Countries around the globe regularly publish statistics tracking areas such as their labour markets, gross domestic product (GDP), retail sales and inflation.
This news provides fresh information on how an economy is performing and strongly influences the price of currencies. Currencies are effectively confidence indicators for countries, so news releases often trigger a high level of volatility in the forex market, creating a variety of opportunities for forex traders.
Most Important News Releases for Forex Trading
Economic news releases vary in the extent to which they impact the market. Economic news from the United States typically moves the market the most, since the U.S. dollar is part of about 90% of all currency transactions.
The most important economic releases for any country are interest rate decisions from central banks, retail sales, inflation figures, unemployment and industrial production.
The forex market’s initial reaction to a news release usually lasts from 30 minutes to two hours, but the broader impact can last for days.

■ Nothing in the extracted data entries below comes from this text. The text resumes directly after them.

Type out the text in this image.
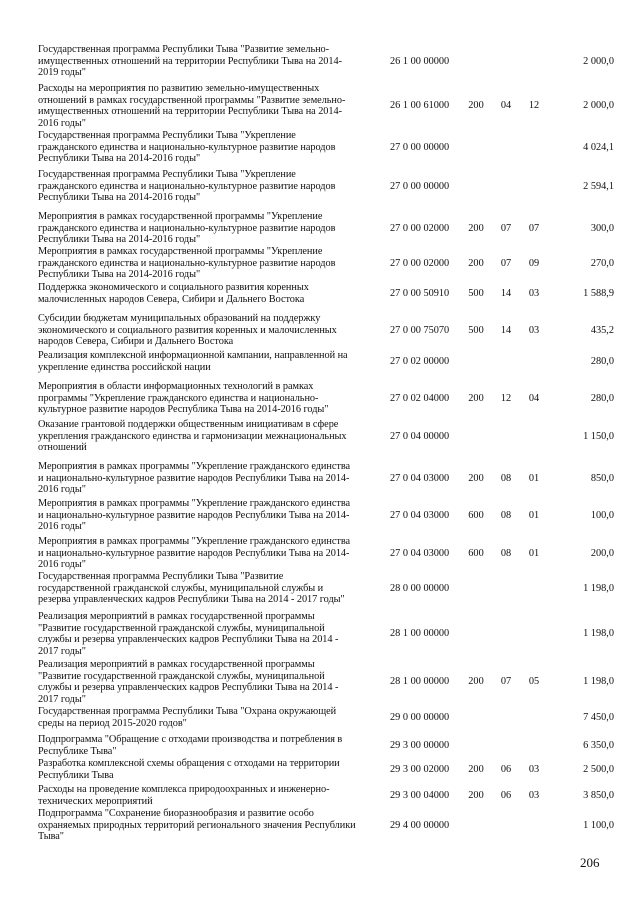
Государственная программа Республики Тыва "Развитие земельно-
имущественных отношений на территории Республики Тыва на 2014-
2019 годы"
26 1 00 00000	2 000,0
Расходы на мероприятия по развитию земельно-имущественных
отношений в рамках государственной программы "Развитие земельно-
имущественных отношений на территории Республики Тыва на 2014-
2016 годы"
26 1 00 61000 200	04	12	2 000,0
Государственная программа Республики Тыва "Укрепление
гражданского единства и национально-культурное развитие народов
Республики Тыва на 2014-2016 годы"
27 0 00 00000	4 024,1
Государственная программа Республики Тыва "Укрепление
гражданского единства и национально-культурное развитие народов
Республики Тыва на 2014-2016 годы"
27 0 00 00000	2 594,1
Мероприятия в рамках государственной программы "Укрепление
гражданского единства и национально-культурное развитие народов
Республики Тыва на 2014-2016 годы"
27 0 00 02000 200	07	07	300,0
Мероприятия в рамках государственной программы "Укрепление
гражданского единства и национально-культурное развитие народов
Республики Тыва на 2014-2016 годы"
27 0 00 02000 200	07	09	270,0
Поддержка экономического и социального развития коренных
малочисленных народов Севера, Сибири и Дальнего Востока
27 0 00 50910 500	14	03	1 588,9
Субсидии бюджетам муниципальных образований на поддержку
экономического и социального развития коренных и малочисленных
народов Севера, Сибири и Дальнего Востока
27 0 00 75070 500	14	03	435,2
Реализация комплексной информационной кампании, направленной на
укрепление единства российской нации
27 0 02 00000	280,0
Мероприятия в области информационных технологий в рамках
программы "Укрепление гражданского единства и национально-
культурное развитие народов Республика Тыва на 2014-2016 годы"
27 0 02 04000 200	12	04	280,0
Оказание грантовой поддержки общественным инициативам в сфере
укрепления гражданского единства и гармонизации межнациональных
отношений
27 0 04 00000	1 150,0
Мероприятия в рамках программы "Укрепление гражданского единства
и национально-культурное развитие народов Республики Тыва на 2014-
2016 годы"
27 0 04 03000 200	08	01	850,0
Мероприятия в рамках программы "Укрепление гражданского единства
и национально-культурное развитие народов Республики Тыва на 2014-
2016 годы"
27 0 04 03000 600	08	01	100,0
Мероприятия в рамках программы "Укрепление гражданского единства
и национально-культурное развитие народов Республики Тыва на 2014-
2016 годы"
27 0 04 03000 600	08	01	200,0
Государственная программа Республики Тыва "Развитие
государственной гражданской службы, муниципальной службы и
резерва управленческих кадров Республики Тыва на 2014 - 2017 годы"
28 0 00 00000	1 198,0
Реализация мероприятий в рамках государственной программы
"Развитие государственной гражданской службы, муниципальной
службы и резерва управленческих кадров Республики Тыва на 2014 -
2017 годы"
28 1 00 00000	1 198,0
Реализация мероприятий в рамках государственной программы
"Развитие государственной гражданской службы, муниципальной
службы и резерва управленческих кадров Республики Тыва на 2014 -
2017 годы"
28 1 00 00000 200	07	05	1 198,0
Государственная программа Республики Тыва "Охрана окружающей
среды на период 2015-2020 годов"
29 0 00 00000	7 450,0
Подпрограмма "Обращение с отходами производства и потребления в
Республике Тыва"
29 3 00 00000	6 350,0
Разработка комплексной схемы обращения с отходами на территории
Республики Тыва
29 3 00 02000 200	06	03	2 500,0
Расходы на проведение комплекса природоохранных и инженерно-
технических мероприятий
29 3 00 04000 200	06	03	3 850,0
Подпрограмма "Сохранение биоразнообразия и развитие особо
охраняемых природных территорий регионального значения Республики
Тыва"
29 4 00 00000	1 100,0
206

Which Currency Pairs to Trade on Forex
The major currency pairs (EUR/USD, GBP/USD, USD/JPY, USD/CHF) are the most liquid and have the tightest spreads, and for this reason they make a good place to start in trading news releases. This helps to minimize your risk in periods of high volatility.
Using an Economic Calendar for Forex Trading
Broker Reviewfx economic calendar is available online, listing the economic news events of the day. Each release is rated as and high, medium or low impact.
Additionally the calendar will list the analyst forecast (consensus number) and the result of the previous release.
Forex traders will watch to see if the actual data hits, misses or exceeds the forecast level. Typically, the most volatility occurs when the data misses analyst expectations by a wide margin.
If the actual data is better than the forecast, the currency typically appreciates. If the release comes in worse than expected, the currency tends to depreciate.
For example, if analysts expected the U.S. unemployment rate to be 5% for the prior month and the figure came in at 4.8%, the better than expected figure would typically boost the US dollar.
Strategies for Forex Trading the News
There are several different approaches to trading the news. Firstly, some forex traders try to forecast what the result of the economic releases will be and place a trade prior to the release based on this.
When predicting economic data there are sometime clues in prior economic releases. For example, in forecasting U.S. jobs data you can use the employment component of PMI reports. If the employment component of the three reports has increased from the previous month, it suggests that the number of new jobs created also increased.
A second strategy of forex trading the news is to wait until the figure has been released and trade based on how the market typically reacts to such a scenario. For example, if U.S. retail sales beat expectations by a wide margin, you might sell EUR/USD, based on anticipated strength in the US dollar.
A third forex news trading strategy does not take the fundamental data into account and simply looks at prior price. In other words, the forex trader does not begin with a directional bias. A common strategy of this kind is to trade breakouts from the prior range as entry levels. This can be done on both a short term intraday basis and a daily basis.
Risks in Trading the News on Forex
Bid-offer spreads typically widen before major news releases. This increases your cost in getting in and out of the market.
Slippage is another challenge. Slippage occurs when you try to enter the market at a certain price, but due to the extreme volatility after a news release, you actually get filled at a worse price.
Forex Trading the news presents an exciting opportunity for traders, given the frequency of releases and the volatility that is generated. Taking the time to study the forex market reaction to various releases will help you better forecast future outcomes and give you the market insight needed to trade successfully.